Gül hatte sich verlaufen, als sie Klinge begegnete. Hatte eines Nachts ihre ferne Kindheit und die blaue Schuluniform,
die sie nicht anziehen konnte, mitgenommen und war auf die Straße gegangen. Als sie ihr Filiz, ihre neugeborene
Schwester, auf den Schoß setzten, war Gül, die nackte Königin der Stadt, neun Jahre alt. In der unbarmherzigen
Nacktheit der Sprache sagte man ihr: »Du bist jetzt sozusagen auch eine Mutter. Du hast ein Baby, wie alle anderen Mütter.« Gül, ihre Mutter, die Nachbarn im Viertel, die Polizisten, die ihren Vater abgeführt hatten, und die Frauen, die mit ihrer Mutter im Konfektionsatelier arbeiteten, waren alle nackt. Sie hatten Gül ihre Kindheit geraubt, die Bücher, aus denen sie das ABC des Lebens hätte lernen sollen, ihre auf dem Schulweg ausgetretenen Schuhe und das Amulett gegen den bösen Blick, das ihre Mutter ihr unter der Schuluniform um den Hals gehängt hatte.

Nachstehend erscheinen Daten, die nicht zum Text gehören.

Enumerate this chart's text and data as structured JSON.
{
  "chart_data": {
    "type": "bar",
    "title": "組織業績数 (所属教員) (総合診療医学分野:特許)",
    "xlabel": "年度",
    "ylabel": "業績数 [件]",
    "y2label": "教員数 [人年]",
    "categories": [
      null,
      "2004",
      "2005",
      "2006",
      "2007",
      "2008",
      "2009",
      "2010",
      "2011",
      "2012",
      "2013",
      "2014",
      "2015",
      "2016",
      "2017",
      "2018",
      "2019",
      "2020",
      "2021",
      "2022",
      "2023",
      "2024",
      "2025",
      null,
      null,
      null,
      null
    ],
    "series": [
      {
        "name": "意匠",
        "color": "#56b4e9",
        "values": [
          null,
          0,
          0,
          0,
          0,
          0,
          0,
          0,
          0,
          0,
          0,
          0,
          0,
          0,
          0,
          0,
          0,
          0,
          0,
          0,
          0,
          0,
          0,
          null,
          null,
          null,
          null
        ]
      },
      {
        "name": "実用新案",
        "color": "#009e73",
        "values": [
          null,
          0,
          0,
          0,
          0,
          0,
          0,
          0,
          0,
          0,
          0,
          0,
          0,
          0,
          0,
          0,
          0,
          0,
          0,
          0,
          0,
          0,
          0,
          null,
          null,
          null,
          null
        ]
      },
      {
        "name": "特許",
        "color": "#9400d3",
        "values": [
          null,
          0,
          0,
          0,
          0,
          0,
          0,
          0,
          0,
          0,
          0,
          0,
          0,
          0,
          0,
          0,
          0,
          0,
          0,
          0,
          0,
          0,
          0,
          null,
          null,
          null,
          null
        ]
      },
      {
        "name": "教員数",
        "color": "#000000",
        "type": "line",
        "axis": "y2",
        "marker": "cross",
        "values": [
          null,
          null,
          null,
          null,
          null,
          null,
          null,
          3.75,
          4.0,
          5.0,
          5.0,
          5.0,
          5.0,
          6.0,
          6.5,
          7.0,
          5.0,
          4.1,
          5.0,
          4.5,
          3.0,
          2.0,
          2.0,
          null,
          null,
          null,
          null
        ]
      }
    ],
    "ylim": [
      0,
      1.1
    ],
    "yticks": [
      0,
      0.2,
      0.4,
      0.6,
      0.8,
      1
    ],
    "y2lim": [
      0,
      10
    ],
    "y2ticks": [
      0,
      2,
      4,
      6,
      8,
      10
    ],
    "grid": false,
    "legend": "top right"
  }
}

An dem Abend, als ihr Vater von der Polizei abgeführt wurde. Als ihre Mutter die Tür geöffnet hatte, war sie von einem Polizisten grob zur Seite gestoßen worden, ehe Dutzende weitere hereingestürmt kamen. Ihr war aufgefallen, wie sehr die Polizisten, die ihn festhielten, ihrem Vater ansahen mit seiner dunklen Haut, seinen buschigen Augenbrauen und seinen schwarzen Haaren, und sie hatte geschrien: »Papa kann ohne Filiz nicht leben. Lasst ihn hier!« Während sie schrie, sah sie aus zusammengekniffenen Augen einen Schatten durch die Tür verschwinden. Den ihres Vaters.